Most cultures understand God as a means to bring people together, but also as a means to separate them. God can also be seen as a crossing space, a potential movement from one to the other or to differences, or even as the immanent fact of the world itself. Putting these and other ideas of God in conversation with one another thus creates an opportunity to consider polytheism as more than just a way of refuting the logics and effects of monotheism. The acknowledgement of polytheism is also an opportunity for cross-cultural dialogue in the global era. By thinking about Gods in the plural, we can also think about what binds traditions, Eastern and Western, without de-emphasizing the differences between them, insofar as we cannot begin to think about what is shared without tending to what remains different. This is one reason that the question of God today demands a distinctly philosophical response: it depends on our ability to rethink the relation between the absolute and the particular in new and more flexible ways.

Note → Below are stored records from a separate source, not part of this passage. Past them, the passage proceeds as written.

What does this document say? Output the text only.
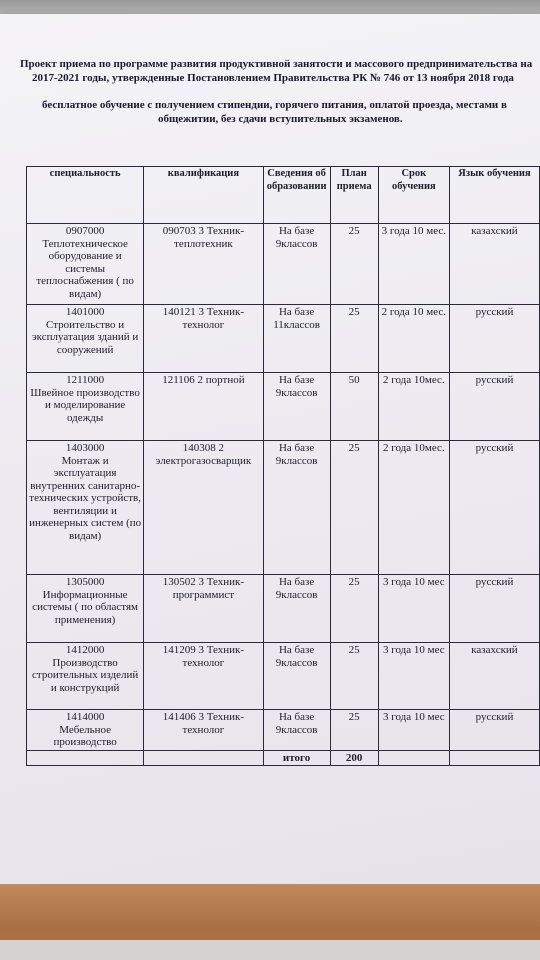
Проект приема по программе развития продуктивной занятости и массового предпринимательства на
2017-2021 годы, утвержденные Постановлением Правительства РК № 746 от 13 ноября 2018 года
бесплатное обучение с получением стипендии, горячего питания, оплатой проезда, местами в
общежитии, без сдачи вступительных экзаменов.
специальность	квалификация	Сведения об образовании	План приема	Срок обучения	Язык обучения

0907000
Теплотехническое оборудование и системы теплоснабжения ( по видам)	090703 3 Техник-теплотехник	На базе 9классов	25	3 года 10 мес.	казахский

1401000
Строительство и эксплуатация зданий и сооружений	140121 3 Техник- технолог	На базе 11классов	25	2 года 10 мес.	русский

1211000
Швейное производство и моделирование одежды	121106 2 портной	На базе 9классов	50	2 года 10мес.	русский

1403000
Монтаж и эксплуатация внутренних санитарно-технических устройств, вентиляции и инженерных систем (по видам)	140308 2 электрогазосварщик	На базе 9классов	25	2 года 10мес.	русский

1305000
Информационные системы ( по областям применения)	130502 3 Техник-программист	На базе 9классов	25	3 года 10 мес	русский

1412000
Производство строительных изделий и конструкций	141209 3 Техник-технолог	На базе 9классов	25	3 года 10 мес	казахский

1414000
Мебельное производство	141406 3 Техник-технолог	На базе 9классов	25	3 года 10 мес	русский
		итого	200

Even in traditional practices of faith, God means dialogue and a relationship to the self; he shows himself to believers through words, prays, confessions and conversions. One who holds a dialogue with himself is, in a certain way, crossing his own interior spiritual space to reach the other, converting his own path into the path of the other. This implies the risk that God can be understood as an ego-projection that leads to a border-dimension of being by means of fear and hope. In such a perspective, Gods can represent a limit to human being itself even if we embrace him as an absolute reality or an expression of self-overcoming Oneness.
It is also true that in our minds God can find his own space as an Idea. As a result, rationality, whose aim is to find a plausible dimension for God as a concept, lives a crisis, producing and living itself as a constant dichotomy between faith and rationality. On this speculative terrain, thinking of God turns into a radical paradox of truth, demanding that we question the fundamental absolute he serves to represent (referring to Nietzsche’s idea of the Death of God).

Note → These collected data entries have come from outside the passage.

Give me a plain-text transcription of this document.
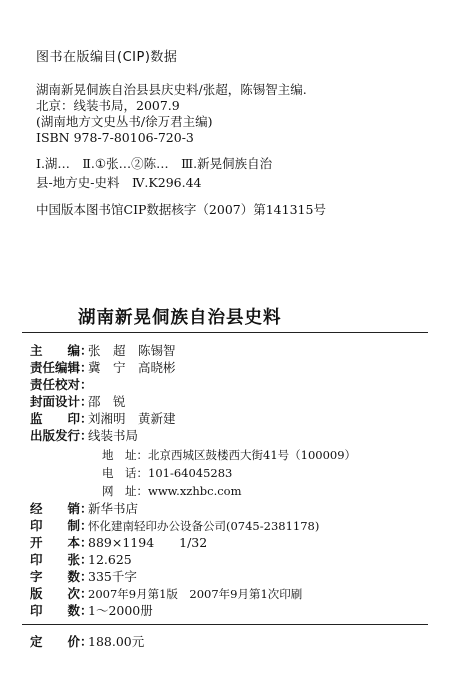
图书在版编目(CIP)数据
湖南新晃侗族自治县县庆史料/张超，陈锡智主编.
北京：线装书局，2007.9
(湖南地方文史丛书/徐万君主编)
ISBN 978-7-80106-720-3
Ⅰ.湖…　Ⅱ.①张…②陈…　Ⅲ.新晃侗族自治
县-地方史-史料　Ⅳ.K296.44
中国版本图书馆CIP数据核字（2007）第141315号
湖南新晃侗族自治县史料
主　　编：张　超　陈锡智
责任编辑：冀　宁　高晓彬
责任校对：
封面设计：邵　锐
监　　印：刘湘明　黄新建
出版发行：线装书局
地　址：北京西城区鼓楼西大街41号（100009）
电　话：101-64045283
网　址：www.xzhbc.com
经　　销：新华书店
印　　制：怀化建南轻印办公设备公司(0745-2381178)
开　　本：889×1194　　1/32
印　　张：12.625
字　　数：335千字
版　　次：2007年9月第1版　2007年9月第1次印刷
印　　数：1～2000册
定　　价：188.00元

On the soil of the XXI Century, God, or the concept of God, seems to fight constantly against this end, reasserting itself amid the feeling of abandon that humans now experience again. God instates a new Fall for humans that can also inspire a new attitude, a human disposition to rethink a different divine projection. The question is whether it is possible or even plausible to modify this relationship God-Human, so often meant as a vertical one, into a Human-Human one, meant as an horizontal one. This new relation to God could instead focus attention on a concept of sacrifice that prompts, from a religious or secular perspective, a renunciation of the self and an opening to the other. Can men sacrifice themselves to and for others? This is a crucial question.

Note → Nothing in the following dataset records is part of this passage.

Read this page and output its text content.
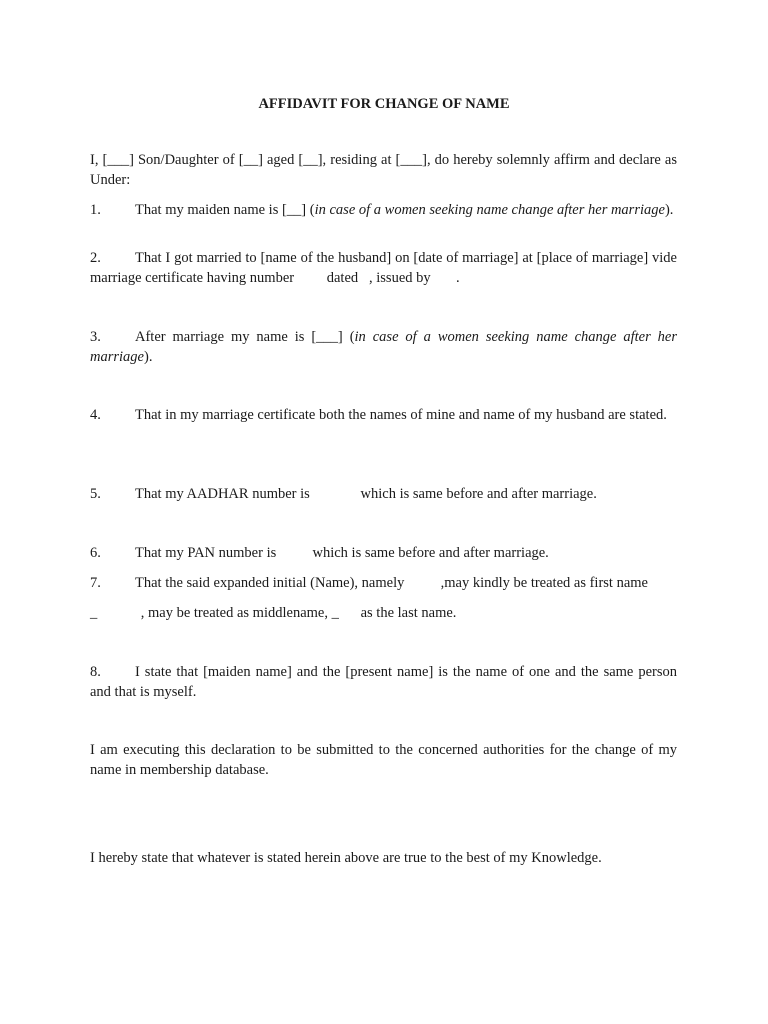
AFFIDAVIT FOR CHANGE OF NAME

I, [___] Son/Daughter of [__] aged [__], residing at [___], do hereby solemnly affirm and declare as Under:

1. That my maiden name is [__] (in case of a women seeking name change after her marriage).

2. That I got married to [name of the husband] on [date of marriage] at [place of marriage] vide marriage certificate having number         dated   , issued by       .

3. After marriage my name is [___] (in case of a women seeking name change after her marriage).

4. That in my marriage certificate both the names of mine and name of my husband are stated.

5. That my AADHAR number is              which is same before and after marriage.

6. That my PAN number is          which is same before and after marriage.

7. That the said expanded initial (Name), namely          ,may kindly be treated as first name

_            , may be treated as middlename, _      as the last name.

8. I state that [maiden name] and the [present name] is the name of one and the same person and that is myself.

I am executing this declaration to be submitted to the concerned authorities for the change of my name in membership database.

I hereby state that whatever is stated herein above are true to the best of my Knowledge.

Religions are asked to reshape the human-God bond in order to overcome human conflicts, even if it’s clear that some religions use their claims on the stronghold of faith and truth, among other things, to cement their superiority and authority. But in a globalized world, this bond is more than ever dividing people, communities, nations, so we cannot think of different religions in isolation from each other. They must constantly engage in dialogue to support the relationship to an Other that God as an idea represents—whether as freedom for the other, or as a pure relationship with an absolute that implies a social, a cultural and a political dimension at once. This challenge—and the broader challenge of exploring a different relationship to either God or the idea of God—will be the fundamental focus of this edition of the festival.
What does God really represent—whether we consider the latter to be an entity, an idea, an absolute concept—in a globalized society that needs and often finds hope in technology and the sciences, a society that lives with an obsession of being constantly everywhere and transcending all distances?
Is God himself absent?
Does God represent a primordial needy for a relationship to the other?
Can humans really doubt the existence of God without simultaneously claiming the mantel of the absolute—and thus undercutting that doubt from the start?
Philosophy has the duty to shape new ways of thinking and has the ethical task to put the sciences, art and religion in a productive debate, where listening to the other must be a crucial focus. It is this duty we aim to fulfil above all.